What Impact will Adultery Have?

impact_of_adulteryWhen consulting with potential clients about their divorce, I am often asked the following hypothetical question:

I would like to start dating again.  What impact will it have on my case if I start seeing someone?

In other words, what impact will your spouse proving you have had an adulterous relationship have on your divorce case?

1. Divorce

The first place you should look is at the grounds for divorce.  SC Code §20-3-10(1) allows for a divorce on the grounds for adultery.  I wrote about the proof required for establishing a case of adultery in a previous post.  By establishing the proof necessary for adultery, your spouse can divorce you without having to live separate and apart from you for the no fault 12 month period.

Most of the potential clients I meet with wouldn’t have a problem with this aspect of adultery because it means they are potentially getting their divorce sooner and then they can openly or legally move on with their new relationship.

2. Alimony

The second major issue deals with alimony.  SC Code §20-3-130(C) sets out a list of factors that the family court judge must consider and weigh when determining whether to award alimony to one of the spouses in the case.  Subsection 10 of that section states that, “marital misconduct or fault of either or both parties, whether or not used as a basis for a divorce or separate maintenance decree if the misconduct affects or has affected the economic circumstances of the parties, or contributed to the breakup of the marriage[.]”  Adultery is considered marital misconduct and fault so it can be a factor weighed against you if your spouse is seeking alimony.

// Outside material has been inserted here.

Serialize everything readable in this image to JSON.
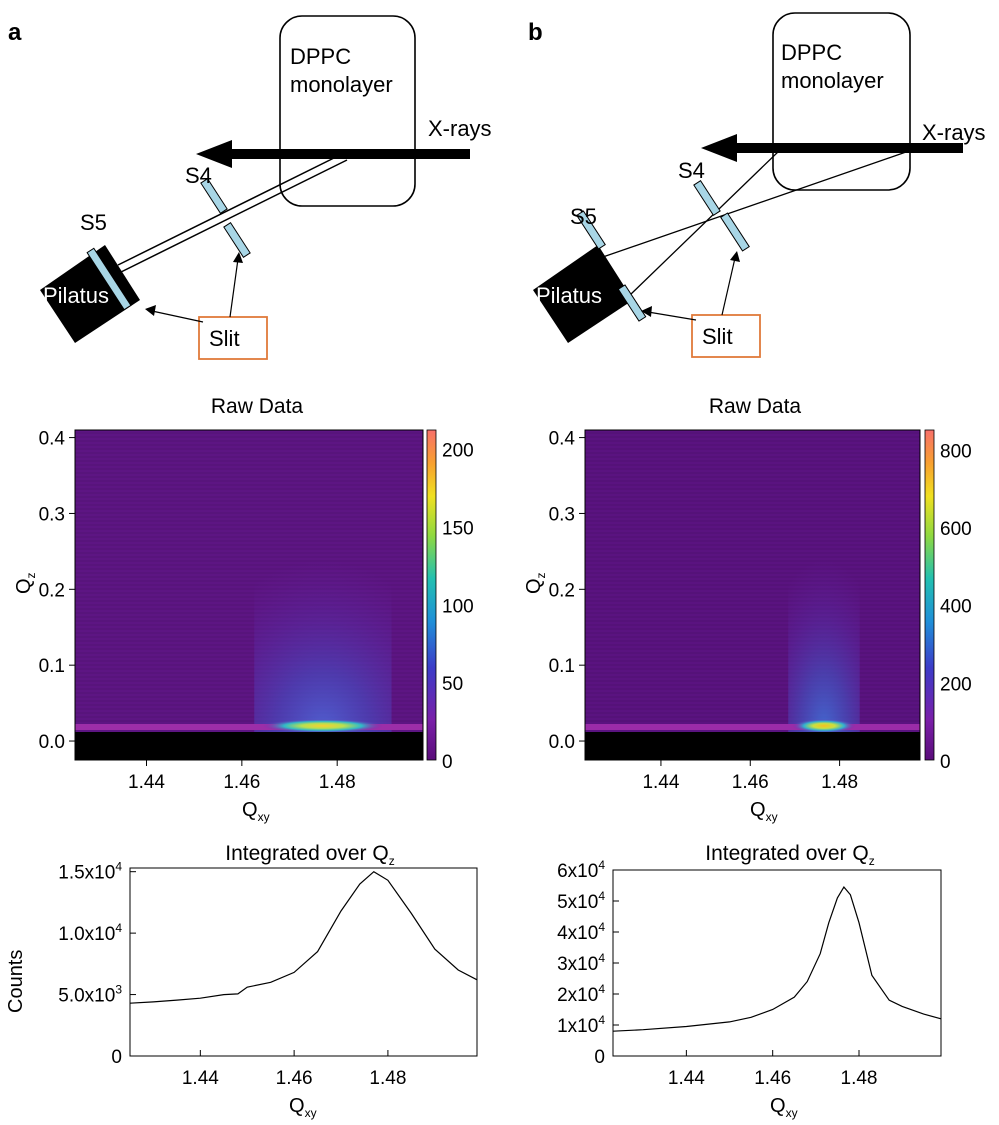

On the other hand, if you are seeking alimony, you may barred from receiving alimony due to your adulterous relationship.  See SC Code §20-3-130(A), “No alimony may be awarded a spouse who commits adultery before the earliest of these two events: (1) the formal signing of a written property or marital settlement agreement or (2) entry of a permanent order of separate maintenance and support or of a permanent order approving a property or marital settlement agreement between the parties.”

3. Property/Debt Division

The third area to consider is the area of property and debt division.  SC Code §20-3-620(B)(2) states, “marital misconduct or fault of either or both parties, whether or not used as a basis for a divorce as such, if the misconduct affects or has affected the economic circumstances of the parties, or contributed to the breakup of the marriage; provided, that no evidence of personal conduct which would otherwise be relevant and material for purposes of this subsection shall be considered with regard to this subsection if such conduct shall have taken place subsequent to the happening of the earliest of:

(a) entry of a pendente lite order in a divorce or separate maintenance action;
(b) formal signing of a written property or marital settlement agreement; or
(c) entry of a permanent order of separate maintenance and support or of a permanent order approving a property or marital settlement agreement between the parties[.]”

So depending on when the adultery occurred and the impact on the financial or economic circumstances of the parties, there could be an adjustment made to the equitable apportionment of marital assets and debts.